Nel libro di Fabrizio Capecelatro le memorie di Rosa Amato, divenuta boss per vendetta

Valentina Gioia

«Nonostante facciano male, a volte mi ritrovo a cullarmi fra i ricordi di quei momenti che non torneranno mai più. Posso piangere, gridare, agitarmi, ma non torneranno più perché sono andati via con lui». Si apre con queste righe il libro «Omissis01» (Ed. Tralerighe) di Fabrizio Capecelatro, scrittore e giornalista milanese, ma napoletano di origine e «di spirito», che attraverso una rielaborazione giornalistica riporta le memorie della protagonista, estrapolate dal diario di Rosa Amato durante i mesi di isolamento in carcere. Ma sono soprattutto i ricordi antecedenti quel «maledetto 19 marzo 1999», giorno in cui il fratello Carlo veniva ucciso in una rissa in discoteca, a gelare maggiormente. Perché, come viene ribadito più volte, la vita può cambiare da un momento all'altro e a noi non restano altro che i ricordi da tenere nel cuore.

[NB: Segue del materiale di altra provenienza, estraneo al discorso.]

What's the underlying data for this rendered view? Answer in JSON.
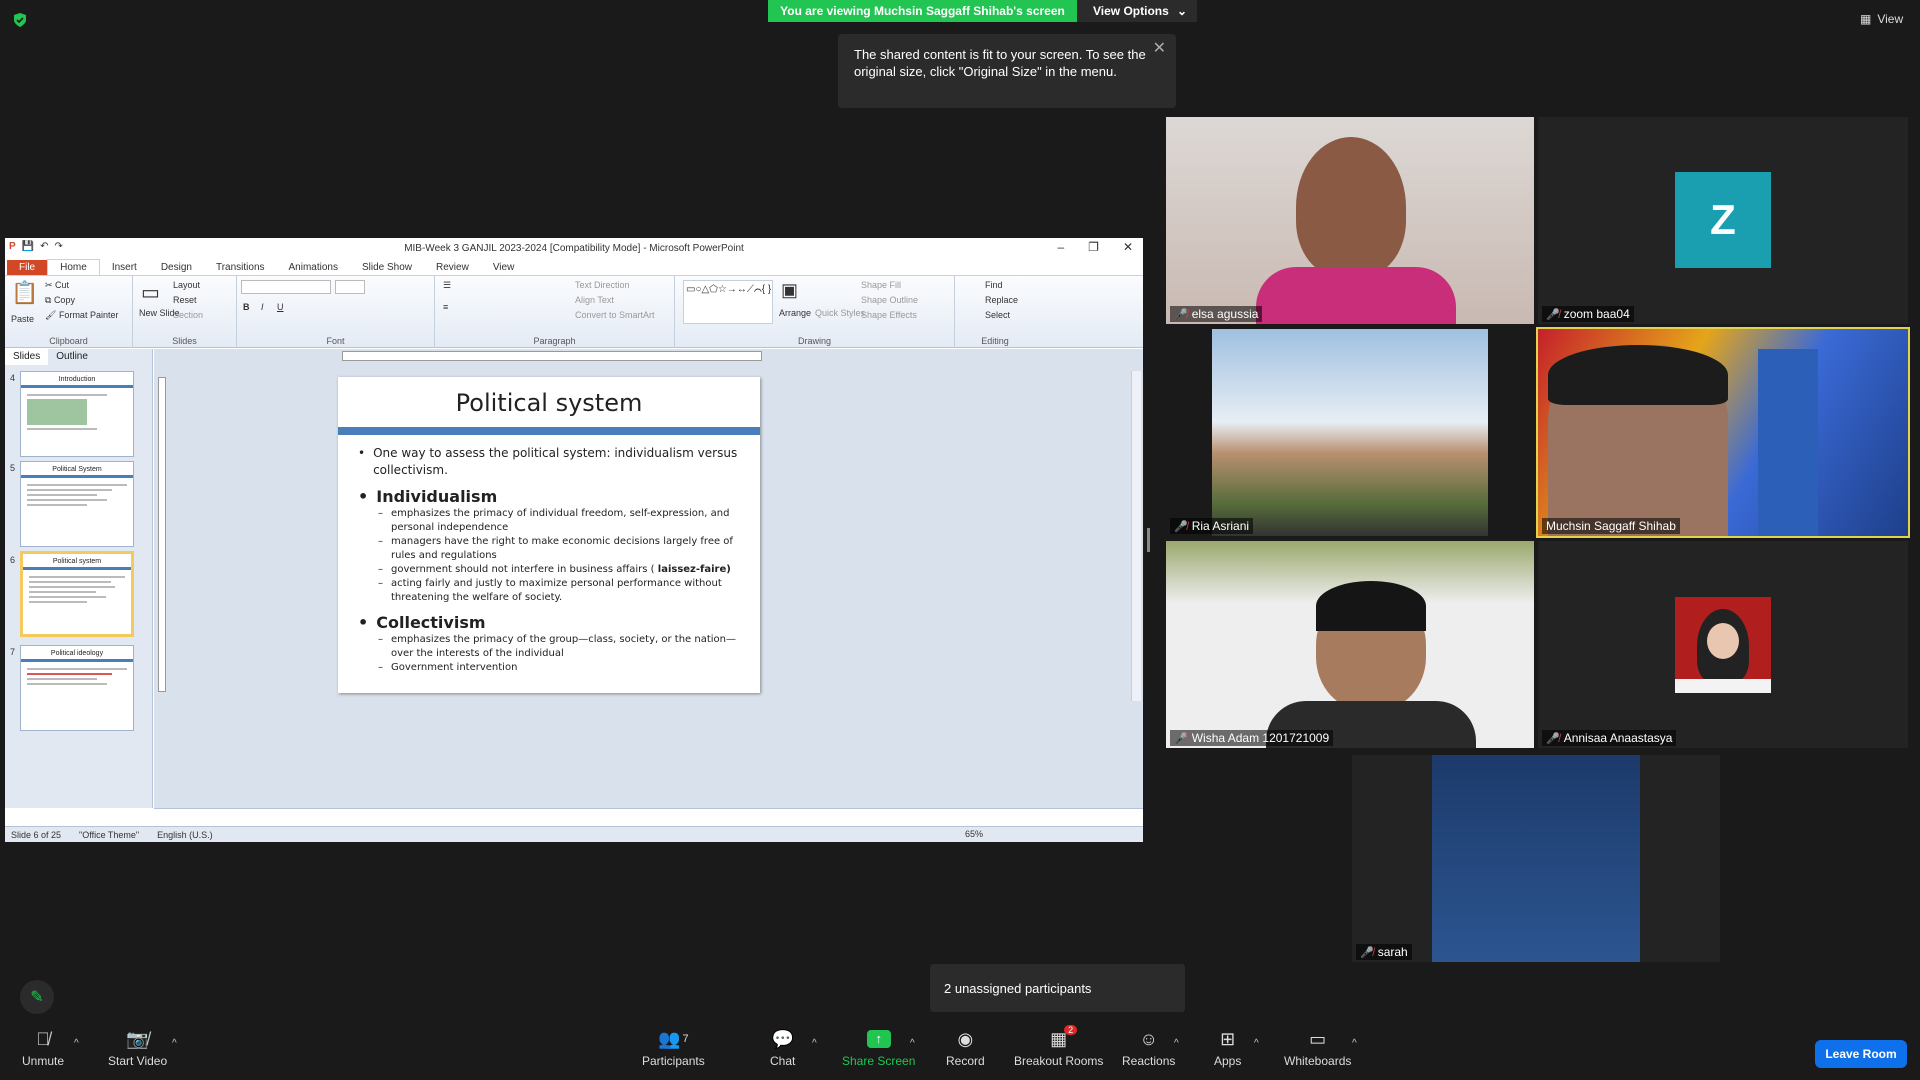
{
  "banner": {
    "text": "You are viewing Muchsin Saggaff Shihab's screen",
    "view_options": "View Options",
    "view_options_caret": "⌄"
  },
  "top_right": {
    "view": "View"
  },
  "tooltip": {
    "text": "The shared content is fit to your screen. To see the original size, click \"Original Size\" in the menu."
  },
  "ppt": {
    "title": "MIB-Week 3 GANJIL 2023-2024 [Compatibility Mode] - Microsoft PowerPoint",
    "tabs": [
      "File",
      "Home",
      "Insert",
      "Design",
      "Transitions",
      "Animations",
      "Slide Show",
      "Review",
      "View"
    ],
    "ribbon": {
      "clipboard": {
        "paste": "Paste",
        "cut": "Cut",
        "copy": "Copy",
        "format_painter": "Format Painter",
        "label": "Clipboard"
      },
      "slides": {
        "new_slide": "New Slide",
        "layout": "Layout",
        "reset": "Reset",
        "section": "Section",
        "label": "Slides"
      },
      "font": {
        "label": "Font"
      },
      "paragraph": {
        "text_direction": "Text Direction",
        "align_text": "Align Text",
        "convert": "Convert to SmartArt",
        "label": "Paragraph"
      },
      "drawing": {
        "arrange": "Arrange",
        "quick_styles": "Quick Styles",
        "shape_fill": "Shape Fill",
        "shape_outline": "Shape Outline",
        "shape_effects": "Shape Effects",
        "label": "Drawing"
      },
      "editing": {
        "find": "Find",
        "replace": "Replace",
        "select": "Select",
        "label": "Editing"
      }
    },
    "pane_tabs": {
      "slides": "Slides",
      "outline": "Outline"
    },
    "thumbnails": [
      {
        "num": "4",
        "title": "Introduction"
      },
      {
        "num": "5",
        "title": "Political System"
      },
      {
        "num": "6",
        "title": "Political system"
      },
      {
        "num": "7",
        "title": "Political ideology"
      }
    ],
    "slide": {
      "title": "Political system",
      "intro": "One way to assess the political system: individualism versus collectivism.",
      "h1": "Individualism",
      "ind_items": [
        "emphasizes the primacy of individual freedom, self-expression, and personal independence",
        "managers have the right to make economic decisions largely free of rules and regulations",
        "acting fairly and justly to maximize personal performance without threatening the welfare of society."
      ],
      "laissez_prefix": "government should not interfere in business affairs ( ",
      "laissez_bold": "laissez-faire)",
      "h2": "Collectivism",
      "col_items": [
        "emphasizes the primacy of the group—class, society, or the nation—over the interests of the individual",
        "Government intervention"
      ]
    },
    "status": {
      "slide": "Slide 6 of 25",
      "theme": "\"Office Theme\"",
      "lang": "English (U.S.)",
      "zoom": "65%"
    }
  },
  "participants_tiles": [
    {
      "name": "elsa agussia"
    },
    {
      "name": "zoom baa04",
      "initial": "Z"
    },
    {
      "name": "Ria Asriani"
    },
    {
      "name": "Muchsin Saggaff Shihab"
    },
    {
      "name": "Wisha Adam 1201721009"
    },
    {
      "name": "Annisaa Anaastasya"
    },
    {
      "name": "sarah"
    }
  ],
  "unassigned": "2 unassigned participants",
  "toolbar": {
    "unmute": "Unmute",
    "start_video": "Start Video",
    "participants": "Participants",
    "participants_count": "7",
    "chat": "Chat",
    "share": "Share Screen",
    "record": "Record",
    "breakout": "Breakout Rooms",
    "breakout_badge": "2",
    "reactions": "Reactions",
    "apps": "Apps",
    "whiteboards": "Whiteboards",
    "leave": "Leave Room"
  },
  "colors": {
    "share_green": "#23c552",
    "leave_blue": "#0e71eb",
    "slide_bar": "#4a7ebb",
    "active_speaker": "#e3d24b"
  }
}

L'elaborato dell'autore è pregevole: un'emozione continua, che va ad accrescere per ciascuna delle 138 pagine che lo compongono. «Omissis 01» tratteggia l'evoluzione dei personaggi alla pari delle serie tv più acclamate, e durante la lettura ci sembrerà di avere tra le mani una vera e propria sceneggiatura di un film, portando con sé, in modo particolareggiato il modo di sentire e di vedere della protagonista. Il clan Amato, di cui Rosa fa parte, nasce in risposta all'omicidio del fratello Carlo, avvenuto durante una rissa in discoteca. Complice la mancanza di testimoni e/o il muro di omertà che si è eretto nell'immediato, ha fatto in modo che gli assassini restassero impuniti. Date le premesse, il padre di Rosa decide di farsi «giustizia» da solo, creando un vero e proprio clan, con l'obiettivo di contrastare gli affari dei Casalesi, per la famiglia Amato gli unici responsabili della morte del giovane. L'odio verso quelle persone che le hanno portato via il fratello, porterà Rosa ad incarnirsi sempre più nel clan emergente, rendendola una vera e propria camorrista. Gli Amato sono riusciti ad affermarsi sul territorio di Santa Maria Capua Vetere, alla pari del clan nemico, ma qualcosa va storto. Una serie di arresti fermerà l'ascesa, portando tutti i componenti in carcere, tra cui la stessa Rosa. Solitudine, riflessioni, ma soprattutto l'amore verso la figlia le faranno prendere la decisione più importante: darsi una seconda possibilità.